BU yazıyı yazmaya
karar verip başlamadan önce, şöyle bir Facebook sayfama göz atmak istedim.
Almanya’da yaşayan ve son umrem sırasında Hennes Tur rehberlerinden Adem Sevgi
Hocamın yazısına rastladım…
Adem
Hoca, aslen Ordulu yani Karadenizli ve üstelik Gürcü (benim gibi). İşte bu
sebeplerle sıkı takip ettiğim hocam yine döktürmüştü. Bu arada Millî Görüş
teşkilâtının umre turları vazgeçilmez tercihim olmuştur son altı yılda.

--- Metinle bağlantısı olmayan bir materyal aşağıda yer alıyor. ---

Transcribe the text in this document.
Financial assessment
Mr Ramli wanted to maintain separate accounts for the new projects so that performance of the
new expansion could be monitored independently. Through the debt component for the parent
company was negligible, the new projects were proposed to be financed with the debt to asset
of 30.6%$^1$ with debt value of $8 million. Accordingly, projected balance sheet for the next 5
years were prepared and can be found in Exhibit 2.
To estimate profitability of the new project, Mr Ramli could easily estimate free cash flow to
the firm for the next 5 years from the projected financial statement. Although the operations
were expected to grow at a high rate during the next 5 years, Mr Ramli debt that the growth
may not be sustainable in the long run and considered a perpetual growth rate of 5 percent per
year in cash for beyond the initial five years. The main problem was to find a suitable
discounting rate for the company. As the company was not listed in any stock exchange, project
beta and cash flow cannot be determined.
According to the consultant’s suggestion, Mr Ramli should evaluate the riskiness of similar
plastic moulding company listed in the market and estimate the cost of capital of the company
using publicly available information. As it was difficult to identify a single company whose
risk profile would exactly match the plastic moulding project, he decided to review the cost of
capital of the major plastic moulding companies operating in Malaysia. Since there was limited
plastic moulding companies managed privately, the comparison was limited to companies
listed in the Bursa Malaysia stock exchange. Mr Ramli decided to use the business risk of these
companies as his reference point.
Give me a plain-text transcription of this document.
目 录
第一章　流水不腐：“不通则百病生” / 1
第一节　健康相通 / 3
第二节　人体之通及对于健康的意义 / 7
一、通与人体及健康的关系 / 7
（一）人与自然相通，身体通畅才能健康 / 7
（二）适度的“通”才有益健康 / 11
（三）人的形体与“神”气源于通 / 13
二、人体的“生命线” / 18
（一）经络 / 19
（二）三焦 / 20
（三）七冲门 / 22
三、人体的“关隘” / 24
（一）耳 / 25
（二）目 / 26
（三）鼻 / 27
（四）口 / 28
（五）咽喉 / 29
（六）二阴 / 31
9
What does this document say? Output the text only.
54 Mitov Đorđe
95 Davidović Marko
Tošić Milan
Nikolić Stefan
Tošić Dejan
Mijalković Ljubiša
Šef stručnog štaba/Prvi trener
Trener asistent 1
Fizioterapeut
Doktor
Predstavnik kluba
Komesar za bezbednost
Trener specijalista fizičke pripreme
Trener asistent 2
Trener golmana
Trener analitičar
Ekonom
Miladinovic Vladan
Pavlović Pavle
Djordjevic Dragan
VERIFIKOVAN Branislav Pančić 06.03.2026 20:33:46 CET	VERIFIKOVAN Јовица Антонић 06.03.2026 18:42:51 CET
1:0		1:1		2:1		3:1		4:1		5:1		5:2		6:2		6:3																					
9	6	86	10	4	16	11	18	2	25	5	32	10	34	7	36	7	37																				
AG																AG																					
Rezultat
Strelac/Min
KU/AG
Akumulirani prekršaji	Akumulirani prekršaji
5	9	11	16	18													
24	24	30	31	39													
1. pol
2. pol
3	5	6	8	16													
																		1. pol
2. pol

Abdullah Kodaman Hocam ile birçok kez umre yapmayı nasip etti Rabbim. (Elhamdülillah!)
Adem
Sevgi Hocamı bir yıl önceki umre ziyaretim sırasında tanıma imkânı bulmuştum. O
kafile ile gittiğim her umre ziyaretim inanılmaz ihlâslı ve verimli geçmişti.
Bu konuda çok iyi bir organizasyon becerileri var. Hiçbir dakikamızı boşa
harcatmazlar. İbadetlerimizden, ziyaretlerimizden, sohbetlerimizden ayrılıp Türkiye’ye
dönesim gelmez şahsen. Abdullah Kodaman ile Adem Sevgi Hocaların ilâhileri,
umre ibadetinin bitmemesini istetir insana. Allah onlardan ebeden râzı olsun.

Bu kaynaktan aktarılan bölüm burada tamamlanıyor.